Agressions gratuites, avec coups de pied au visage de celui qui passe au mauvais moment au mauvais endroit ? Circulez il n’y a rien à voir, ni à dire, d’ailleurs le Dauphiné libéré ne dit rien, pas plus que la Mairie… Bonnes gens, vous n’avez qu’à sortir accompagné et jamais le soir et vous n’avez  qu’à payer des gardes du corps à vos adolescents et adolescentes qui ont trop l’air « comme il faut »…

 

Il y a à Valence des quartiers où on ne peut plus aller, comme Fontbarlettes ou  Le Plan ? Circulez il n’y a rien à voir ni à dire, d’ailleurs le Dauphiné libéré ne dit rien, pas plus que la Mairie… Cela s’appelle les Territoires perdus de la République, les Valentinois et autres  citoyens de notre pays sont juste bons à payer pour des plans banlieue, pour des aides à l’insertion, pour des plans Zup, des plans Zep, des plans « quartier sensible », bref, pour se serrer la ceinture et n’avoir que le droit de payer sans droit de regard ni de police…

 

Il paraît absolument inconcevable qu’en France, en 2011, à l’heure où même les feux rouges sont équipés de radars, à l’heure où les caméras fleurissent partout, à l’heure où les ex-renseignements généraux savent exactement qui fait quoi et quand, on n’arrête pas les fauteurs de trouble et que l’on préfère mettre, délibérément, en danger ceux qui bossent et respectent la loi.

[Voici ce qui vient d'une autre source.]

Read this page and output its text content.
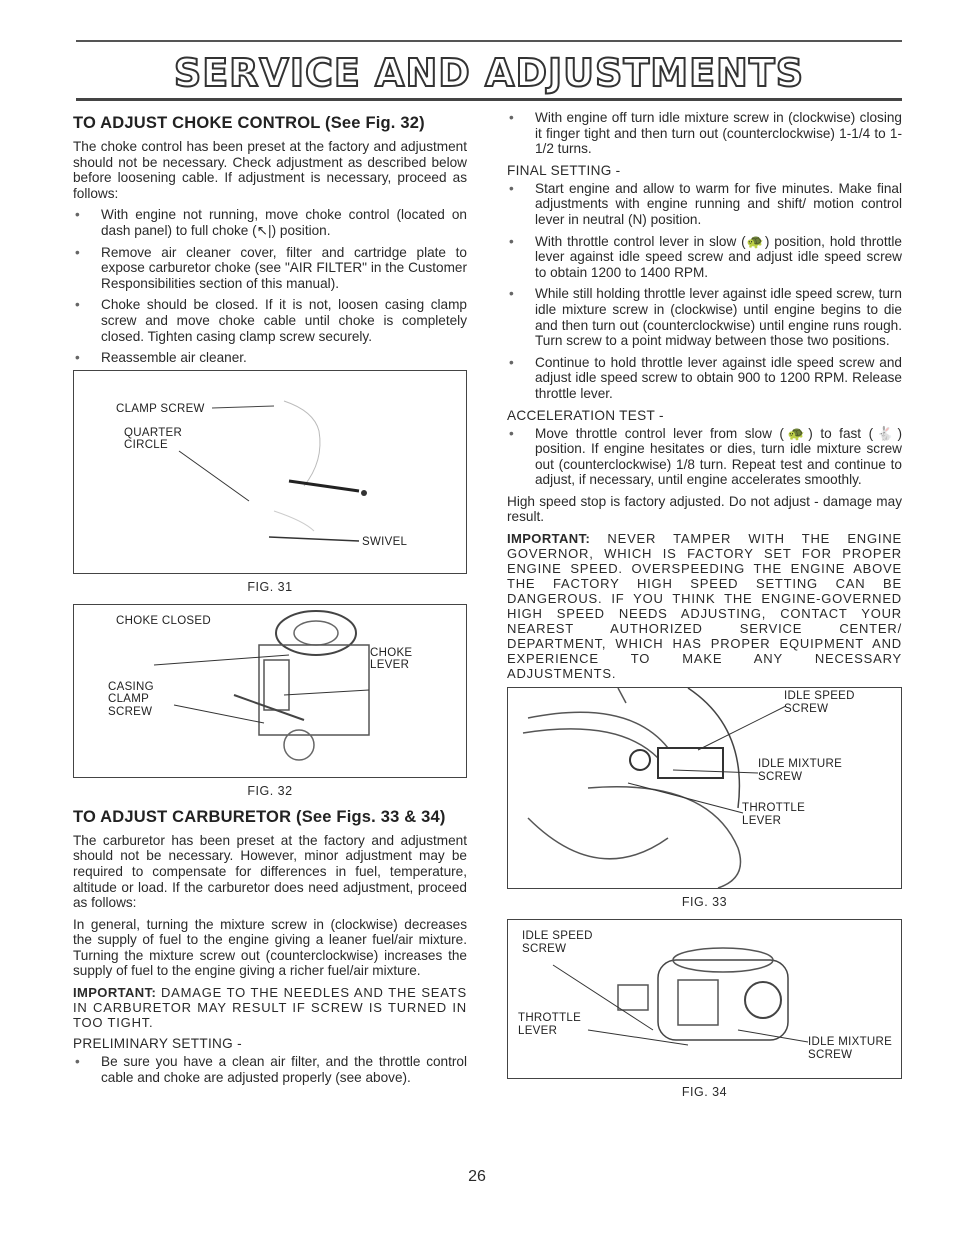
SERVICE AND ADJUSTMENTS
TO ADJUST CHOKE CONTROL (See Fig. 32)

The choke control has been preset at the factory and adjustment should not be necessary. Check adjustment as described below before loosening cable. If adjustment is necessary, proceed as follows:

• With engine not running, move choke control (located on dash panel) to full choke (↖|) position.
• Remove air cleaner cover, filter and cartridge plate to expose carburetor choke (see "AIR FILTER" in the Customer Responsibilities section of this manual).
• Choke should be closed. If it is not, loosen casing clamp screw and move choke cable until choke is completely closed. Tighten casing clamp screw securely.
• Reassemble air cleaner.
CLAMP SCREW
QUARTER CIRCLE
SWIVEL
FIG. 31
CHOKE CLOSED
CHOKE LEVER
CASING CLAMP SCREW
FIG. 32
TO ADJUST CARBURETOR (See Figs. 33 & 34)

The carburetor has been preset at the factory and adjustment should not be necessary. However, minor adjustment may be required to compensate for differences in fuel, temperature, altitude or load. If the carburetor does need adjustment, proceed as follows:

In general, turning the mixture screw in (clockwise) decreases the supply of fuel to the engine giving a leaner fuel/air mixture. Turning the mixture screw out (counterclockwise) increases the supply of fuel to the engine giving a richer fuel/air mixture.

IMPORTANT: DAMAGE TO THE NEEDLES AND THE SEATS IN CARBURETOR MAY RESULT IF SCREW IS TURNED IN TOO TIGHT.

PRELIMINARY SETTING -
• Be sure you have a clean air filter, and the throttle control cable and choke are adjusted properly (see above).
• With engine off turn idle mixture screw in (clockwise) closing it finger tight and then turn out (counterclockwise) 1-1/4 to 1-1/2 turns.
FINAL SETTING -
• Start engine and allow to warm for five minutes. Make final adjustments with engine running and shift/ motion control lever in neutral (N) position.
• With throttle control lever in slow (🐢) position, hold throttle lever against idle speed screw and adjust idle speed screw to obtain 1200 to 1400 RPM.
• While still holding throttle lever against idle speed screw, turn idle mixture screw in (clockwise) until engine begins to die and then turn out (counterclockwise) until engine runs rough. Turn screw to a point midway between those two positions.
• Continue to hold throttle lever against idle speed screw and adjust idle speed screw to obtain 900 to 1200 RPM. Release throttle lever.
ACCELERATION TEST -
• Move throttle control lever from slow (🐢) to fast (🐇) position. If engine hesitates or dies, turn idle mixture screw out (counterclockwise) 1/8 turn. Repeat test and continue to adjust, if necessary, until engine accelerates smoothly.

High speed stop is factory adjusted. Do not adjust - damage may result.

IMPORTANT: NEVER TAMPER WITH THE ENGINE GOVERNOR, WHICH IS FACTORY SET FOR PROPER ENGINE SPEED. OVERSPEEDING THE ENGINE ABOVE THE FACTORY HIGH SPEED SETTING CAN BE DANGEROUS. IF YOU THINK THE ENGINE-GOVERNED HIGH SPEED NEEDS ADJUSTING, CONTACT YOUR NEAREST AUTHORIZED SERVICE CENTER/ DEPARTMENT, WHICH HAS PROPER EQUIPMENT AND EXPERIENCE TO MAKE ANY NECESSARY ADJUSTMENTS.

IDLE SPEED SCREW
IDLE MIXTURE SCREW
THROTTLE LEVER
FIG. 33
IDLE SPEED SCREW
THROTTLE LEVER
IDLE MIXTURE SCREW
FIG. 34
26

Il paraît absolument inconcevable qu’en France, en 2011, on ait tellement peur des émeutes qu’on préfère laisser s’installer incivilités, agressions, violences et délinquance  d’une minorité soutenue par des communautés qui n’ont pas leur place en France. La France ne reconnaît aucune communauté et doit les combattre au lieu de les aider à se développer.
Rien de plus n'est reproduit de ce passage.